I believe IronPython uses a different hashing algorithm compared to CPython. I agree that It is painfully slow. The easiest solution would be to make a 2ndary plugin in C++/C# to run specific functions which are extremely slow.
Hi Trademacher
IronPython can be slow at times.
I think there are two ways to improve your code.
1: you can use xrange instead of range .xrange
2: Replace list()+list() with set()|set()
import timeit
def _timeit_setup(size, offset):
return "a = set(range(%d)) | set(i + %d for i in xrange(%d))" % (size,offset,size)
sizes = [i*10000 for i in xrange(1,10)]
offsets = [int(10**i) for i in xrange(7)]
for size in sizes:
for offset in offsets:
setup = _timeit_setup(size, offset)
time = timeit.timeit("set(a)", setup=setup, number=10)
print("size=%d, offset=%d: %.6fs" % (size, offset, time))
Unfortunately, I think it’s not the same thing.

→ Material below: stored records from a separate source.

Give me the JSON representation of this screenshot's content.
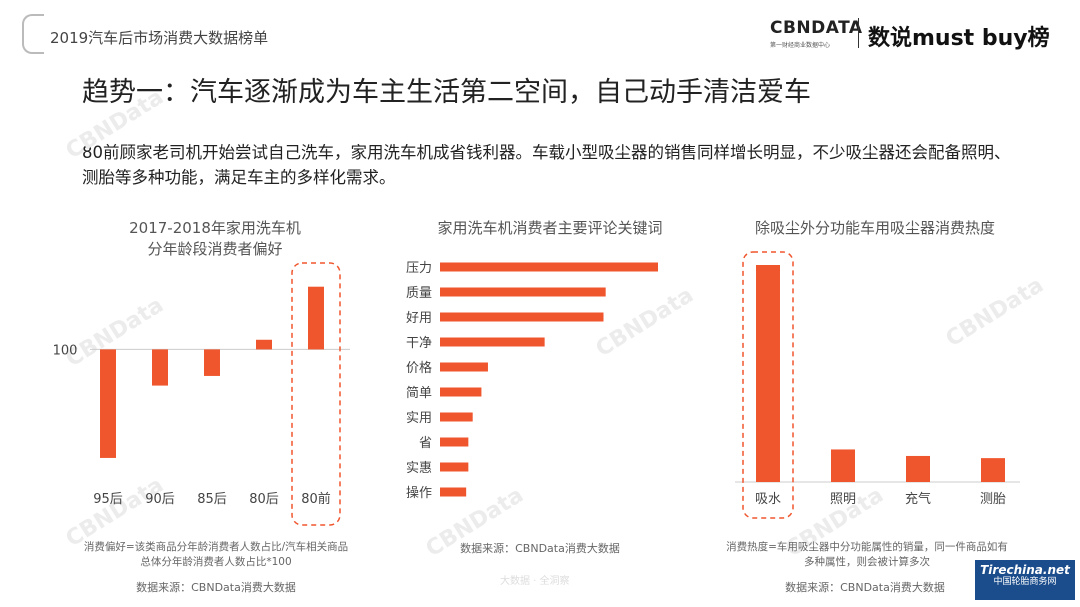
{
  "header": {
    "title": "2019汽车后市场消费大数据榜单"
  },
  "logo": {
    "main": "CBNDATA",
    "sub": "第一财经商业数据中心",
    "right": "数说must buy榜"
  },
  "main_title": "趋势一：汽车逐渐成为车主生活第二空间，自己动手清洁爱车",
  "description": "80前顾家老司机开始尝试自己洗车，家用洗车机成省钱利器。车载小型吸尘器的销售同样增长明显，不少吸尘器还会配备照明、测胎等多种功能，满足车主的多样化需求。",
  "colors": {
    "bar": "#f0562d",
    "highlight_border": "#f0562d"
  },
  "chart_data": [
    {
      "type": "bar",
      "title": "2017-2018年家用洗车机",
      "subtitle": "分年龄段消费者偏好",
      "baseline": 100,
      "baseline_label": "100",
      "categories": [
        "95后",
        "90后",
        "85后",
        "80后",
        "80前"
      ],
      "values": [
        55,
        85,
        89,
        104,
        126
      ],
      "ylim": [
        50,
        135
      ],
      "highlight": "80前",
      "note": "消费偏好=该类商品分年龄消费者人数占比/汽车相关商品总体分年龄消费者人数占比*100",
      "source": "数据来源：CBNData消费大数据"
    },
    {
      "type": "bar",
      "orientation": "horizontal",
      "title": "家用洗车机消费者主要评论关键词",
      "categories": [
        "压力",
        "质量",
        "好用",
        "干净",
        "价格",
        "简单",
        "实用",
        "省",
        "实惠",
        "操作"
      ],
      "values": [
        100,
        76,
        75,
        48,
        22,
        19,
        15,
        13,
        13,
        12
      ],
      "source": "数据来源：CBNData消费大数据"
    },
    {
      "type": "bar",
      "title": "除吸尘外分功能车用吸尘器消费热度",
      "categories": [
        "吸水",
        "照明",
        "充气",
        "测胎"
      ],
      "values": [
        100,
        15,
        12,
        11
      ],
      "highlight": "吸水",
      "note": "消费热度=车用吸尘器中分功能属性的销量，同一件商品如有多种属性，则会被计算多次",
      "source": "数据来源：CBNData消费大数据"
    }
  ],
  "watermark": "CBNData",
  "footer_watermark": "大数据 · 全洞察",
  "badge": {
    "name": "Tirechina.net",
    "caption": "中国轮胎商务网"
  }
}
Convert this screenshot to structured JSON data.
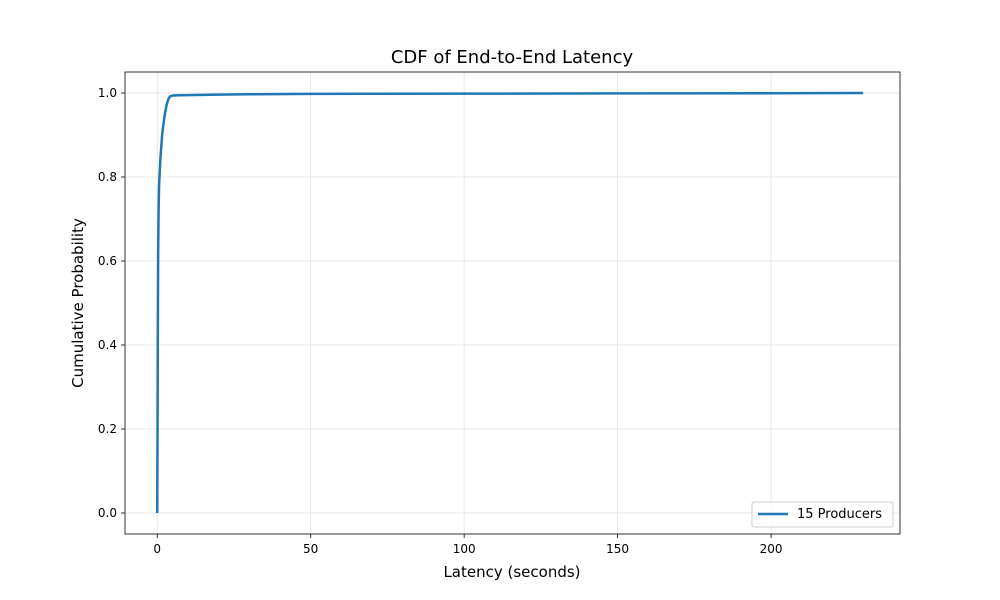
{
  "chart_data": {
    "type": "line",
    "title": "CDF of End-to-End Latency",
    "xlabel": "Latency (seconds)",
    "ylabel": "Cumulative Probability",
    "xlim": [
      -10.5,
      242
    ],
    "ylim": [
      -0.05,
      1.05
    ],
    "xticks": [
      0,
      50,
      100,
      150,
      200
    ],
    "yticks": [
      0.0,
      0.2,
      0.4,
      0.6,
      0.8,
      1.0
    ],
    "xtick_labels": [
      "0",
      "50",
      "100",
      "150",
      "200"
    ],
    "ytick_labels": [
      "0.0",
      "0.2",
      "0.4",
      "0.6",
      "0.8",
      "1.0"
    ],
    "grid": true,
    "legend_position": "lower-right",
    "series": [
      {
        "name": "15 Producers",
        "color": "#1f77b4",
        "x": [
          0,
          0.1,
          0.2,
          0.3,
          0.45,
          0.6,
          0.8,
          1.0,
          1.3,
          1.6,
          2.0,
          2.5,
          3.0,
          3.6,
          4.2,
          5.0,
          7.0,
          10,
          20,
          30,
          50,
          100,
          150,
          200,
          230
        ],
        "y": [
          0.0,
          0.2,
          0.45,
          0.62,
          0.72,
          0.78,
          0.81,
          0.84,
          0.87,
          0.9,
          0.925,
          0.95,
          0.97,
          0.985,
          0.992,
          0.994,
          0.9945,
          0.995,
          0.996,
          0.997,
          0.998,
          0.9985,
          0.999,
          0.9995,
          1.0
        ]
      }
    ]
  }
}
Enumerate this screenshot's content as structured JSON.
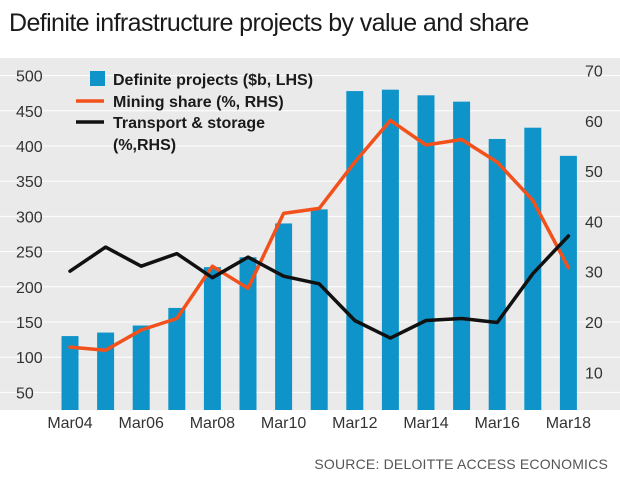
{
  "chart_data": {
    "type": "bar",
    "title": "Definite infrastructure projects by value and share",
    "source": "SOURCE: DELOITTE ACCESS ECONOMICS",
    "categories": [
      "Mar04",
      "Mar05",
      "Mar06",
      "Mar07",
      "Mar08",
      "Mar09",
      "Mar10",
      "Mar11",
      "Mar12",
      "Mar13",
      "Mar14",
      "Mar15",
      "Mar16",
      "Mar17",
      "Mar18"
    ],
    "x_tick_labels": [
      "Mar04",
      "Mar06",
      "Mar08",
      "Mar10",
      "Mar12",
      "Mar14",
      "Mar16",
      "Mar18"
    ],
    "left_axis": {
      "ylim": [
        25,
        525
      ],
      "ticks": [
        50,
        100,
        150,
        200,
        250,
        300,
        350,
        400,
        450,
        500
      ]
    },
    "right_axis": {
      "ylim": [
        2.5,
        72.5
      ],
      "ticks": [
        10,
        20,
        30,
        40,
        50,
        60,
        70
      ]
    },
    "grid": "horizontal",
    "legend_position": "top-left",
    "series": [
      {
        "name": "Definite projects ($b, LHS)",
        "type": "bar",
        "axis": "left",
        "color": "#0f94c9",
        "values": [
          130,
          135,
          145,
          170,
          228,
          242,
          290,
          310,
          478,
          480,
          472,
          463,
          410,
          426,
          386
        ]
      },
      {
        "name": "Mining share (%, RHS)",
        "type": "line",
        "axis": "right",
        "color": "#f2511b",
        "values": [
          15,
          14.4,
          18.4,
          20.7,
          31.1,
          26.7,
          41.6,
          42.6,
          51.8,
          60.1,
          55.2,
          56.3,
          51.8,
          44.2,
          30.8
        ]
      },
      {
        "name": "Transport & storage",
        "name_line2": "(%,RHS)",
        "type": "line",
        "axis": "right",
        "color": "#111111",
        "values": [
          30.1,
          34.9,
          31.1,
          33.6,
          28.8,
          32.9,
          29.1,
          27.6,
          20.3,
          16.8,
          20.3,
          20.7,
          19.9,
          29.6,
          37.1
        ]
      }
    ]
  }
}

If I’m not mistaking the setup-argument code in timeit is excluded from the overall timed execution. So, in your example the critical set-creation is done outside of the timed scope.
Actually, you need to run:
for size in sizes:
for offset in offsets:
timedCode = "set(range(%d)) | set(i + %d for i in xrange(%d))" % (size, offset, size)
time = timeit.timeit(timedCode, number=10)
print("size=%d, offset=%d: %.6fs" % (size, offset, time))
I had to terminate Rhino via Task Manager before your code finished. So yes I can indeed verify that it takes super long.
First of all, do you really need to hash integers? If you need to store a collection of unique numbers, isn’t computational effort better spent maintaining a sorted list, rather than computing a hash for every single number?
Otherwise, I think you’re on the right lines trying to pick a better concrete implementation for your needs than IronPython’s one size fits all. I was trying to find out how sets are implemented in Iron Python and found the old module sets. I couldn’t find a HashSet in Rhino but there is a SortedSet. This, sets.Set, (and a dict with all values None) were all much faster for me (with much smaller test data):
thanks for your response. And yes I/we need to work with sets and dicts because we are using labels (that get stored in RhinoGeometry-objects using some tricks) to identify (Finite)Elements.
You can load the HashSets like this:
import clr
import System
clr.AddReference("System.Core")
from System.Collections.Generic import HashSet
This seems to work fine. But I’m not sure about yet.
By the way, I looked a bit more closely at the image I posted - the SortedSet actually seems to speed up by a factor of 20 as the offset size increases. So if it doesn’t spend too long on an initial sort, it’s perfect for your application. I tried the tests in reverse order to rule out cacheing, and picked a wider range of offsets and it confirms it:
set is quirky in Iron Python (I actually reported a bug in set comprehensions). But its .Net backend does have its uses.
We use sets very often. And large parts of our code framework are used in cPython and ironPython. By now, it seems that i’ll end up in subclassing the HashSet-Classes and giving them the same interface as the python-set. Than we can easily switch between both implementations. Whew! That’s a long way to go.